Schematic representation of various domains of the NP. Numbers indicate amino acid positions. nNLS: non-conventional nuclear localization signal; cNLS: classical nuclear localization signal; NAS/CRS: nuclear accumulation signal/cytoplasmic retention signal; obpNLS: overlapping bipartite nuclear localization signal; bpNLS: bipartite nuclear localization signal. Critical amino acids contributing to a bpNLS motif are represented by two basic aa-rich domains (in bold) and the spacer 10 aa are underlined. Also note that the cNLS contains a slightly longer (12 aa) spacer region and thereby does not strictly qualify as a classical bpNLS by the PSORT program.

Figure 3

Schematic representation of NP-full-length and deletion constructs. Various NP-FL and deletion clones were made between the nNLS and cNLS regions. GFP is represented by chequered-box; NLS regions are indicated by darkly-shaded box; nuclear accumulation signal (NAS) is indicated by striped-box; rotavirus NSP6 is represented by an empty, unshaded box.
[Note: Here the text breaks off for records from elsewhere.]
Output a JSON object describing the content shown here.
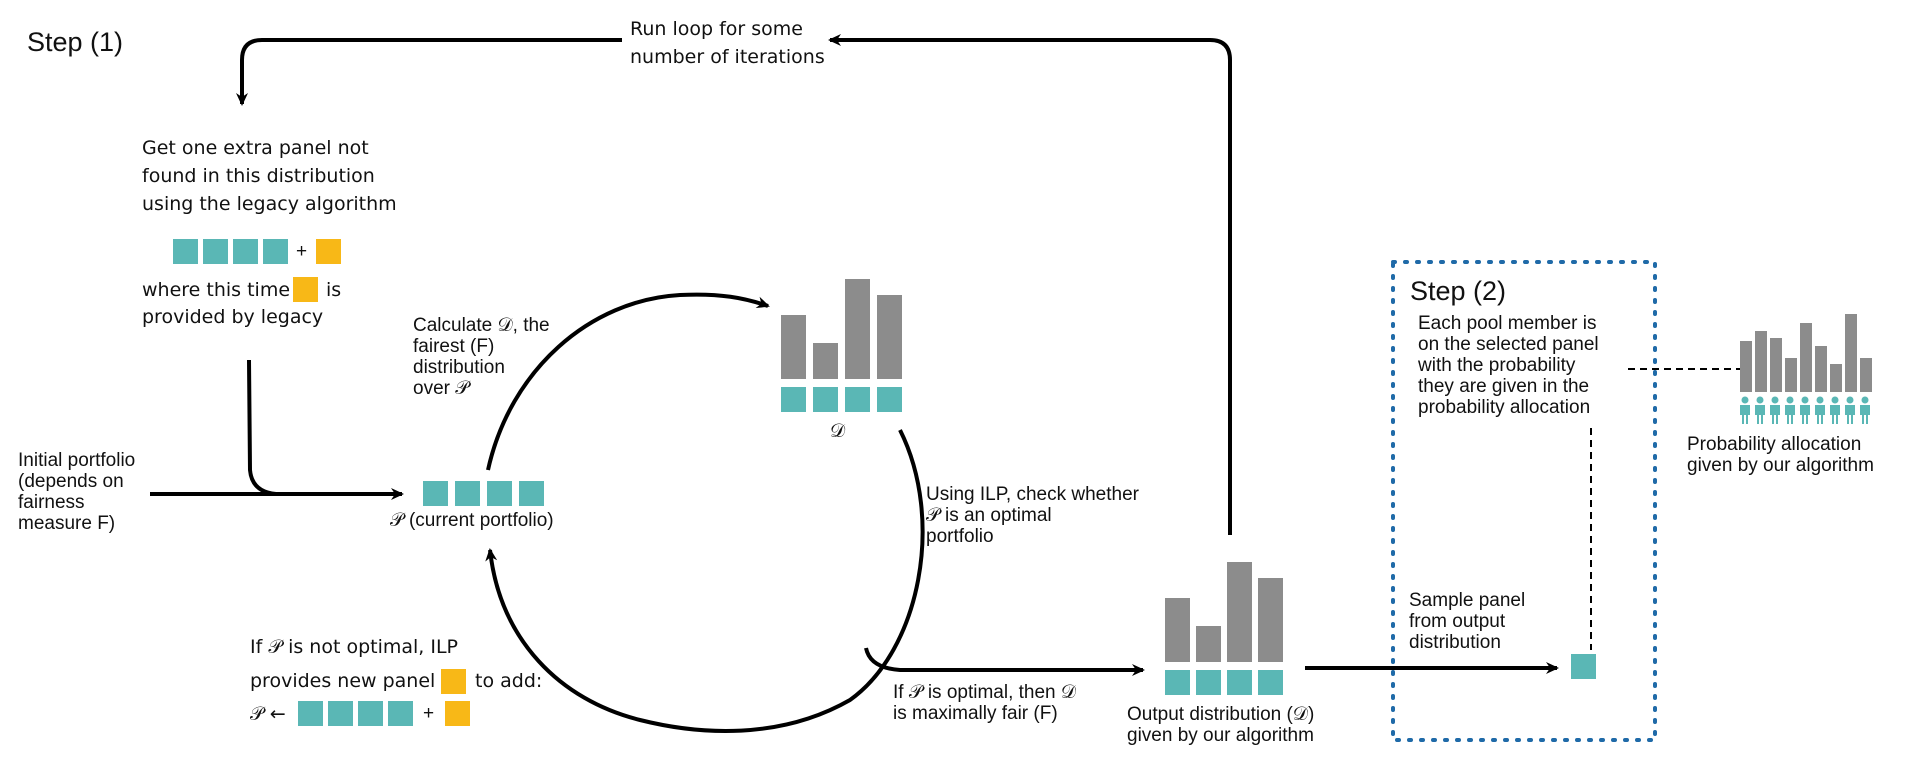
{
  "step1_title": "Step (1)",
  "step2_title": "Step (2)",
  "loop_label": "Run loop for some\nnumber of iterations",
  "extra_panel_text": "Get one extra panel not\nfound in this distribution\nusing the legacy algorithm",
  "where_text_pre": "where this time",
  "where_text_post": "is",
  "where_text_line2": "provided by legacy",
  "plus_sign": "+",
  "initial_portfolio": "Initial portfolio\n(depends on\nfairness\nmeasure F)",
  "current_portfolio": "𝒫 (current portfolio)",
  "calculate_text": "Calculate 𝒟, the\nfairest (F)\ndistribution\nover 𝒫",
  "dist_symbol": "𝒟",
  "ilp_check_text": "Using ILP, check whether\n𝒫 is an optimal\nportfolio",
  "not_optimal_line1": "If 𝒫 is not optimal, ILP",
  "not_optimal_line2_pre": "provides new panel",
  "not_optimal_line2_post": "to add:",
  "update_prefix": "𝒫 ←",
  "optimal_text": "If 𝒫 is optimal, then 𝒟\nis maximally fair (F)",
  "output_dist_text": "Output distribution (𝒟)\ngiven by our algorithm",
  "sample_text": "Sample panel\nfrom output\ndistribution",
  "pool_member_text": "Each pool member is\non the selected panel\nwith the probability\nthey are given in the\nprobability allocation",
  "prob_alloc_text": "Probability allocation\ngiven by our algorithm",
  "colors": {
    "teal": "#5ab7b5",
    "gold": "#f8b817",
    "gray_bar": "#8c8c8c",
    "dotted_box": "#1f6aa8"
  },
  "icons": [
    "person-icon"
  ]
}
Critical amino acid (R or M) at position 105 is indicated by larger font size and an asterisk. Cellular localization of each construct is indicated by N (nuclear), N>C (nuclear greater than cytoplasm), C>N (cytoplasm greater than nuclear), and C (cytoplasmic).

Figure 4

Immunoblot analysis of NP-GFP constructs. All NP-GFP plasmid constructs and the empty vector C2-GFP (control) were transfected into COS-7L cells and cell lysates were analyzed to confirm expression of the fusion proteins. Molecular weight markers (in kDa) are indicated on the left. The caspase-cleaved N-terminal fragment of NP-L is indicated by an asterisk (*).

Figure 5

Confocal immunofluorescence analysis of various NP constructs containing the obpNLS. COS-7L cells transfected with the various NP-GFP constructs were fixed and mounted with propidium iodide-containing medium to indicate nuclear staining. NP-L exhibits a typical punctuate, nuclear localization pattern. obpNLS+NC, obpNLS+N-ter and obpNLS+C-ter all localize to the nucleus.

Figure 6

Expression analysis of bpNLS-1 and bpNLS-2. bpNLS-1R and bpNLS-2R (with R¹⁰⁵) localizes predominantly to the nucleus. Note that the bpNLS-1M (with M¹⁰⁵) exhibits a predominantly cytoplasmic localization pattern but also localizes to the nucleus as well. Arrows indicate a dividing cell with two daughter nuclei and the bpNLS-1M demonstrating an exclusive cytoplasmic localization. bpNLS-2M (with M¹⁰⁵) localizes to the cytoplasm.

Figure 7

Expression analysis of construct lacking obpNLS and construct with obpNLS in fusion with a known cytoplasmic protein. NPΔ obpNLS, transfected in COS-7L cells, exhibits a characteristic cytoplasmic localization pattern. C2-GFP, used as a vector control, localizes to the cytoplasm. Rotavirus non structural protein 6 (NSP6) fused with GFP (GFP-NSP6) exhibits a typical punctate, cytoplasmic localization pattern. However, note that the obpNLS+NSP6 (obpNLS fused to the N-terminus of NSP6) exhibit an exclusive nuclear localization pattern. Bar represents 20 μm.